🤖 AI Summary
Quantifying generation uncertainty in black-box large language models (LLMs) is challenging due to the absence of token-level probabilities and ground-truth labels. Method: We propose the first unsupervised conformal inference framework for LLMs, leveraging the geometric structure of response embeddings to construct a Gram-matrix-based atypicality score. It integrates bootstrap-enhanced uncertainty calibration (UCP) and conformal alignment to enable user-predicate-driven, statistically rigorous threshold calibration—without accessing model internals or ground-truth labels. Contribution/Results: Relying solely on response embeddings and bootstrap-residual aggregation, our framework achieves uncertainty calibration and hallucination filtering. Experiments across multiple benchmarks show near-nominal coverage, significantly reduced hallucination rates, tighter and more stable thresholds, and superior performance over lightweight detectors—while incurring comparable computational overhead.
📝 Abstract
Deploying black-box LLMs requires managing uncertainty in the absence of token-level probability or true labels.
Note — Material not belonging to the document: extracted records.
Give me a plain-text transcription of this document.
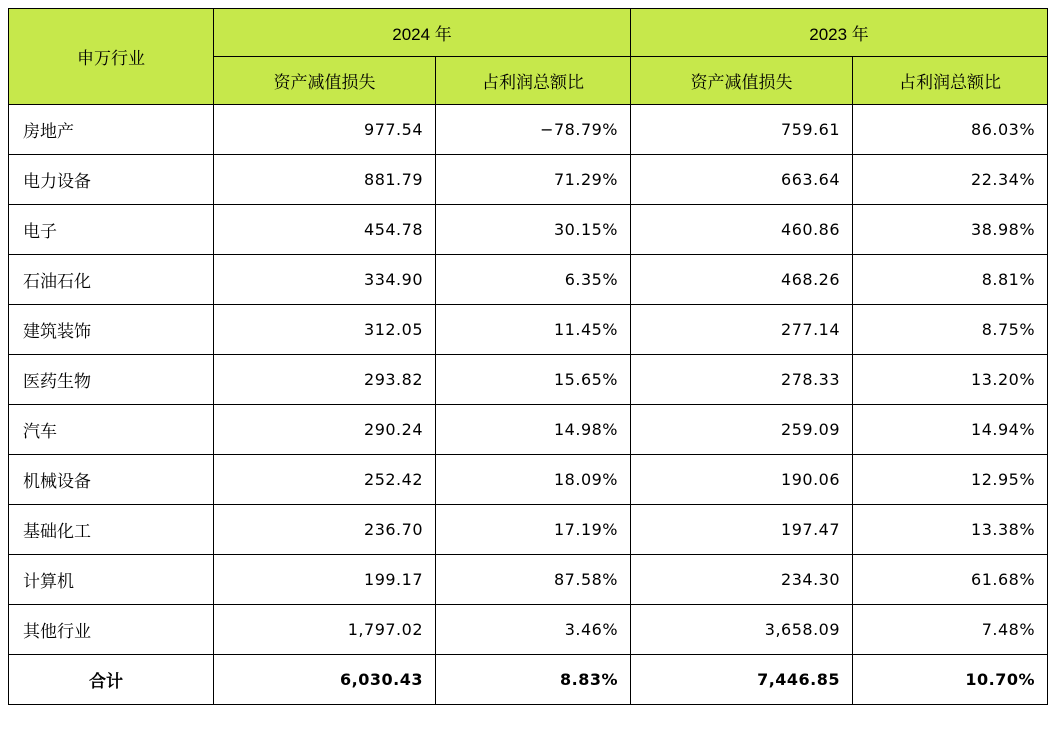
申万行业	2024 年		2023 年	
	资产减值损失	占利润总额比	资产减值损失	占利润总额比
房地产	977.54	−78.79%	759.61	86.03%
电力设备	881.79	71.29%	663.64	22.34%
电子	454.78	30.15%	460.86	38.98%
石油石化	334.90	6.35%	468.26	8.81%
建筑装饰	312.05	11.45%	277.14	8.75%
医药生物	293.82	15.65%	278.33	13.20%
汽车	290.24	14.98%	259.09	14.94%
机械设备	252.42	18.09%	190.06	12.95%
基础化工	236.70	17.19%	197.47	13.38%
计算机	199.17	87.58%	234.30	61.68%
其他行业	1,797.02	3.46%	3,658.09	7.48%
合计	6,030.43	8.83%	7,446.85	10.70%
We propose introducing an unsupervised conformal inference framework for generation, which integrates: generative models, incorporating: (i) an LLM-compatible atypical score derived from response-embedding Gram matrix, (ii) UCP combined with a bootstrapping variant (BB-UCP) that aggregates residuals to refine quantile precision while maintaining distribution-free, finite-sample coverage, and (iii) conformal alignment, which calibrates a single strictness parameter $τ$ so a user predicate (e.g., factuality lift) holds on unseen batches with probability $ge 1-α$. Across different benchmark datasets, our gates achieve close-to-nominal coverage and provide tighter, more stable thresholds than split UCP, while consistently reducing the severity of hallucination, outperforming lightweight per-response detectors with similar computational demands. The result is a label-free, API-compatible gate for test-time filtering that turns geometric signals into calibrated, goal-aligned decisions.